There, a little latch heretofore hidden was accidentally knocked free. Then from behind the open lid spilled sheaves of memories, some stuck together from the heat and long storage. This little latch was in the form of the socks I pulled on before heading to the treadmill, little white socks with pompoms on the back, not decoration (though certainly cute) but functional: nothing worse than having your socks creep down underneath your heels. Later I would find myself thinking, On my deathbed, will I remember to thank tennis?
Tennis, for the huge chunk of my young life it made thrillingly happy.
Sweat trickled relentlessly down skin, on face, arms, thighs. The toweled elastics around the wrist were wiped across the brow; a few drops from the wet bangs fell into the eyes. Granules from the Har-tru made their way into shoes. And it was all good. It was all sense, and sensuality. The thwack of balls hitting the sweet spot, hard, echoed from courts all down the line. We were inside the fence, and inside the experience.
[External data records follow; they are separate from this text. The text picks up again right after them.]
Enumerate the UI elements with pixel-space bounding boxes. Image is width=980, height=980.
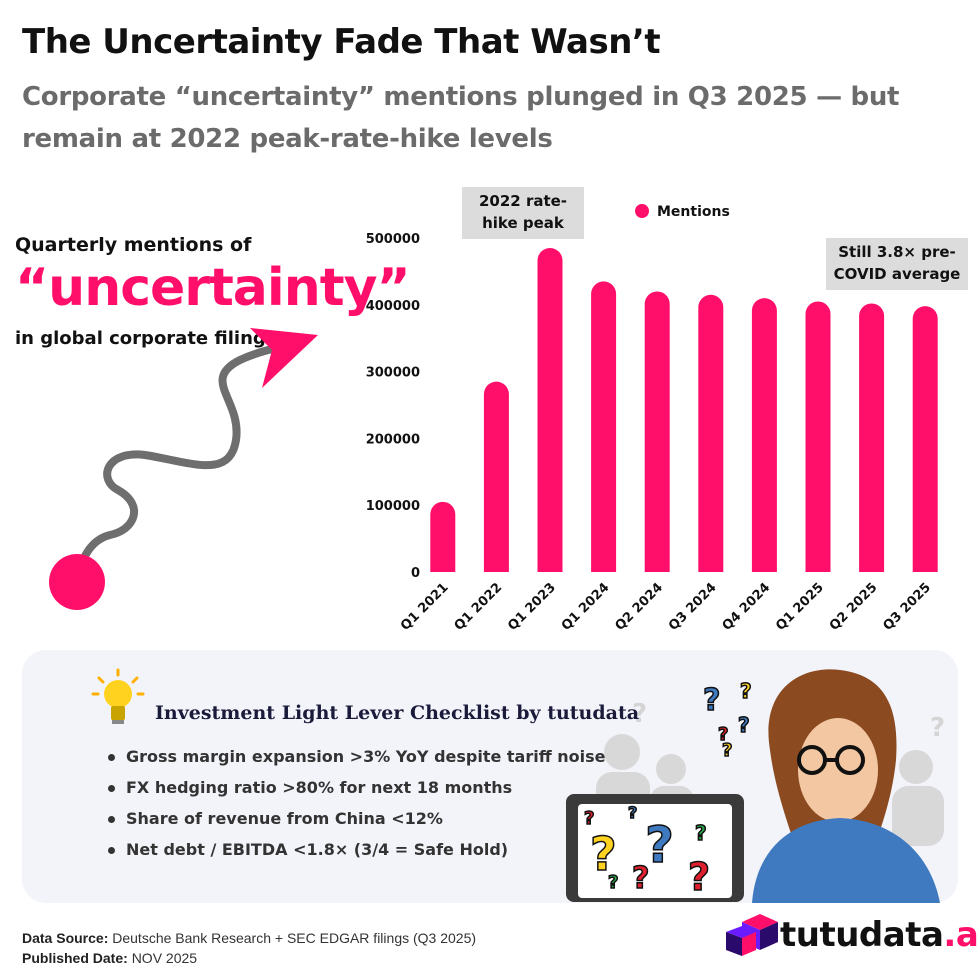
brand-suffix: .ai [943, 915, 980, 955]
bar [751, 298, 777, 572]
bar [805, 301, 831, 572]
bar [483, 381, 509, 572]
y-tick-label: 400000 [366, 299, 420, 314]
annotation-background [462, 187, 584, 239]
data-source-label: Data Source: [22, 930, 109, 946]
published-date-label: Published Date: [22, 950, 128, 966]
bar [537, 248, 563, 572]
annotation-text: hike peak [482, 214, 565, 232]
x-axis: Q1 2021 Q1 2022 Q1 2023 Q1 2024 Q2 2024 Q3 20… [398, 580, 934, 634]
annotation-box: 2022 rate-hike peak [462, 187, 584, 239]
legend-swatch [635, 204, 649, 218]
x-tick-label: Q3 2025 [880, 580, 934, 634]
y-axis: 0 100000 200000 300000 400000 500000 [366, 232, 420, 581]
x-tick-label: Q1 2022 [452, 580, 506, 634]
bar [430, 501, 456, 572]
checklist-item: FX hedging ratio >80% for next 18 months [106, 775, 606, 806]
bar [912, 306, 938, 572]
y-tick-label: 300000 [366, 366, 420, 381]
x-tick-label: Q3 2024 [666, 580, 720, 634]
arrow-icon [49, 328, 318, 610]
checklist-list: Gross margin expansion >3% YoY despite t… [106, 744, 606, 868]
x-tick-label: Q1 2024 [559, 580, 613, 634]
legend: Mentions [635, 204, 730, 220]
x-tick-label: Q1 2025 [773, 580, 827, 634]
side-label-keyword: “uncertainty” [15, 258, 411, 318]
x-tick-label: Q2 2024 [612, 580, 666, 634]
annotation-text: 2022 rate- [479, 192, 567, 210]
data-source: Data Source: Deutsche Bank Research + SE… [22, 930, 476, 946]
bar [644, 291, 670, 572]
x-tick-label: Q1 2023 [505, 580, 559, 634]
annotations: 2022 rate-hike peak Still 3.8× pre- COVID … [462, 187, 968, 290]
y-tick-label: 100000 [366, 499, 420, 514]
page-title: The Uncertainty Fade That Wasn’t [22, 22, 661, 62]
y-tick-label: 0 [411, 566, 420, 581]
checklist-item: Net debt / EBITDA <1.8× (3/4 = Safe Hold… [106, 837, 606, 868]
bar [698, 294, 724, 572]
legend-label: Mentions [657, 204, 730, 220]
y-tick-label: 200000 [366, 432, 420, 447]
x-tick-label: Q4 2024 [720, 580, 774, 634]
bars-group [430, 248, 938, 572]
x-tick-label: Q2 2025 [827, 580, 881, 634]
published-date-text: NOV 2025 [131, 950, 198, 966]
brand-logo: tutudata.ai [780, 915, 980, 955]
side-label-bottom: in global corporate filings [15, 328, 277, 349]
bar [859, 303, 885, 572]
annotation-text: Still 3.8× pre- [838, 243, 956, 261]
annotation-box: Still 3.8× pre- COVID average [826, 238, 968, 290]
checklist-title: Investment Light Lever Checklist by tutu… [155, 702, 640, 724]
page-subtitle: Corporate “uncertainty” mentions plunged… [22, 82, 900, 154]
x-tick-label: Q1 2021 [398, 580, 452, 634]
y-tick-label: 500000 [366, 232, 420, 247]
brand-name: tutudata [780, 915, 944, 955]
bar [591, 281, 617, 572]
annotation-text: COVID average [834, 265, 961, 283]
checklist-item: Share of revenue from China <12% [106, 806, 606, 837]
annotation-background [826, 238, 968, 290]
published-date: Published Date: NOV 2025 [22, 950, 197, 966]
data-source-text: Deutsche Bank Research + SEC EDGAR filin… [112, 930, 477, 946]
checklist-item: Gross margin expansion >3% YoY despite t… [106, 744, 606, 775]
side-label-top: Quarterly mentions of [15, 234, 252, 256]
All day long in the summers we took to the courts and played for hours at a stretch. It was like a need, to hit hard and to hit true. The reward center in the brain lit up like a pinball game when the shot was perfect, and you wanted it, required it, again and again, more and more. The driving shot that skimmed the top of the net--glanced the wire--was the fix.
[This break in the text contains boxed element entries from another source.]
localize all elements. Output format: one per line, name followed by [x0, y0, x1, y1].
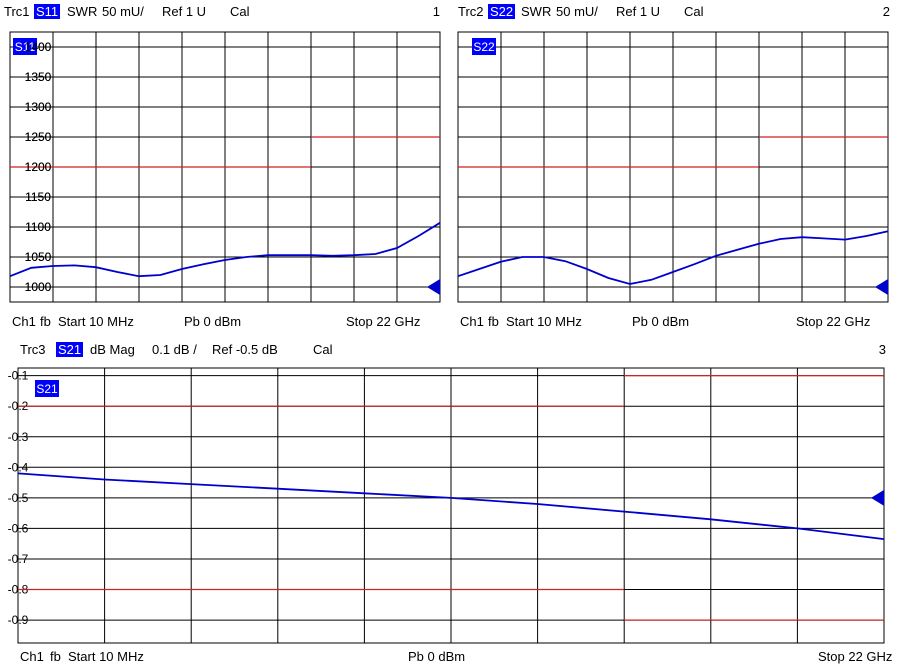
channel-label[interactable]: Ch1 [460, 314, 484, 329]
trace-tag-bg [35, 380, 59, 397]
scale-label[interactable]: 50 mU/ [556, 4, 598, 19]
param-tag[interactable]: S11 [34, 4, 61, 19]
trace-tag-label: S22 [473, 40, 495, 54]
ref-level-triangle-icon [871, 489, 884, 506]
y-tick-label: 1150 [25, 190, 51, 204]
stop-label[interactable]: Stop 22 GHz [346, 314, 421, 329]
y-tick-label: -0.9 [8, 613, 29, 627]
fb-label: fb [488, 314, 499, 329]
cal-label[interactable]: Cal [313, 342, 333, 357]
channel-label[interactable]: Ch1 [20, 649, 44, 664]
y-tick-label: 1000 [25, 280, 52, 294]
panel-number: 3 [878, 342, 886, 357]
param-tag[interactable]: S21 [56, 342, 84, 357]
y-tick-label: 1300 [25, 100, 52, 114]
trace-tag-label: S21 [36, 382, 58, 396]
trace-tag-bg [13, 38, 37, 55]
trace-tag: S22 [472, 38, 496, 55]
trace-tag-label: S11 [15, 40, 36, 54]
format-label[interactable]: SWR [521, 4, 552, 19]
y-tick-label: -0.5 [8, 491, 29, 505]
y-tick-label: 1250 [25, 130, 52, 144]
stop-label[interactable]: Stop 22 GHz [796, 314, 871, 329]
panel-1-footer: Ch1 fb Start 10 MHz Pb 0 dBm Stop 22 GHz [0, 310, 450, 332]
panel-2-footer: Ch1 fb Start 10 MHz Pb 0 dBm Stop 22 GHz [450, 310, 900, 332]
ref-label[interactable]: Ref 1 U [162, 4, 207, 19]
y-tick-label: -0.1 [8, 369, 29, 383]
y-tick-label: 1300 [25, 100, 52, 114]
chart-2: 1000 1050 1100 1150 1200 1250 1300 1350 1400 S22 [25, 31, 889, 303]
y-tick-label: 1100 [25, 220, 51, 234]
fb-label: fb [40, 314, 51, 329]
panel-2-header: Trc2 S22 SWR 50 mU/ Ref 1 U Cal 2 [450, 0, 900, 22]
power-label[interactable]: Pb 0 dBm [184, 314, 242, 329]
trace-line-s21 [17, 472, 885, 540]
y-tick-label: 1250 [25, 130, 52, 144]
ref-label[interactable]: Ref 1 U [616, 4, 661, 19]
format-label[interactable]: SWR [67, 4, 98, 19]
panel-number: 2 [882, 4, 890, 19]
y-tick-label: 1200 [25, 160, 52, 174]
panel-3-footer: Ch1 fb Start 10 MHz Pb 0 dBm Stop 22 GHz [0, 645, 900, 667]
channel-label[interactable]: Ch1 [12, 314, 36, 329]
stop-label[interactable]: Stop 22 GHz [818, 649, 893, 664]
trace-name[interactable]: Trc2 [458, 4, 484, 19]
y-tick-label: 1050 [25, 250, 52, 264]
cal-label[interactable]: Cal [230, 4, 250, 19]
trace-tag: S11 [13, 38, 37, 55]
power-label[interactable]: Pb 0 dBm [408, 649, 466, 664]
trace-tag: S21 [35, 380, 59, 397]
start-label[interactable]: Start 10 MHz [68, 649, 144, 664]
y-tick-label: 1350 [25, 70, 52, 84]
trace-name[interactable]: Trc3 [20, 342, 46, 357]
panel-3-header: Trc3 S21 dB Mag 0.1 dB / Ref -0.5 dB Cal… [0, 338, 900, 360]
y-tick-label: -0.6 [8, 521, 29, 535]
y-tick-label: 1000 [25, 280, 52, 294]
y-tick-label: 1150 [25, 190, 51, 204]
scale-label[interactable]: 50 mU/ [102, 4, 144, 19]
cal-label[interactable]: Cal [684, 4, 704, 19]
trace-line-s11 [9, 222, 441, 278]
param-tag[interactable]: S22 [488, 4, 516, 19]
trace-name[interactable]: Trc1 [4, 4, 30, 19]
start-label[interactable]: Start 10 MHz [506, 314, 582, 329]
panel-1-header: Trc1 S11 SWR 50 mU/ Ref 1 U Cal 1 [0, 0, 450, 22]
y-tick-label: -0.4 [8, 460, 29, 474]
y-tick-label: 1100 [25, 220, 51, 234]
start-label[interactable]: Start 10 MHz [58, 314, 134, 329]
y-tick-label: 1400 [25, 40, 52, 54]
y-tick-label: 1050 [25, 250, 52, 264]
trace-line-s22 [457, 230, 889, 285]
ref-level-triangle-icon [427, 279, 440, 295]
ref-level-triangle-icon [875, 279, 888, 295]
ref-label[interactable]: Ref -0.5 dB [212, 342, 278, 357]
power-label[interactable]: Pb 0 dBm [632, 314, 690, 329]
panel-number: 1 [432, 4, 440, 19]
y-tick-label: -0.7 [8, 552, 29, 566]
y-tick-label: -0.3 [8, 430, 29, 444]
y-tick-label: 1350 [25, 70, 52, 84]
fb-label: fb [50, 649, 61, 664]
format-label[interactable]: dB Mag [90, 342, 135, 357]
scale-label[interactable]: 0.1 dB / [152, 342, 197, 357]
trace-tag-bg [472, 38, 496, 55]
When the Virginia Slims women's tour came to town (imagine that! the quaintness of a sporting event organized to promote a tobacco product aimed at women--the logo was a willowy Jazz Age flapper with a chiffon scarf around her neck and a tennis racket resting insouciantly over a shoulder). This was the age of the wooden racket, and the age of Billie Jean King, Chrissie Evert, and Martina Navratilova. Oh, how great they were! Finesse, guts, and power. And we were watching so close (women's sports tours were a bust, the indoor stadiums largely empty throughout the days of practice and secondary matches) that we could feel the breeze from the swung racket against our cheeks.
The players were our idols, but they were humble. They stopped to talk with us, and they signed anything we held out to them, in no hurry and on no thrones.
I saved my babysitting money and bought a Chris Evert Wilson. It was forty dollars. I can't remember how much I paid for this house three years ago (honest), but I will never forget how much that racket cost. I developed a two-handed backhand. The racket had a longer grip to accommodate two hands. I also loved resetting my right hand--the web between thumb and forefinger positioned precisely over the second-widest flat--for the serve, even though my serve was never up to the rest of my game. My overheads either. Well, let's just say that half my game was okay, half not. I just wanted to rally. I didn't even really like playing games, and I frequently choked in competition.
I kept the racket in its press. Probably it should be restrung. Twenty-five years after I bought it, it didn't seem to work as well, and the metal racket (or whatever they're made of now) never worked for me, either. But one never can blame the equipment. Maybe I could get it back with practice, the sensation of the ball meeting the center of the strings, pausing infinitesimally in the pressure of their meeting, then flying. Out, arced, and over. The endless rhythm of the game, back and forth, the suspension of time in the heat-generating friction of the good swing, the ball sent to backcourt every time.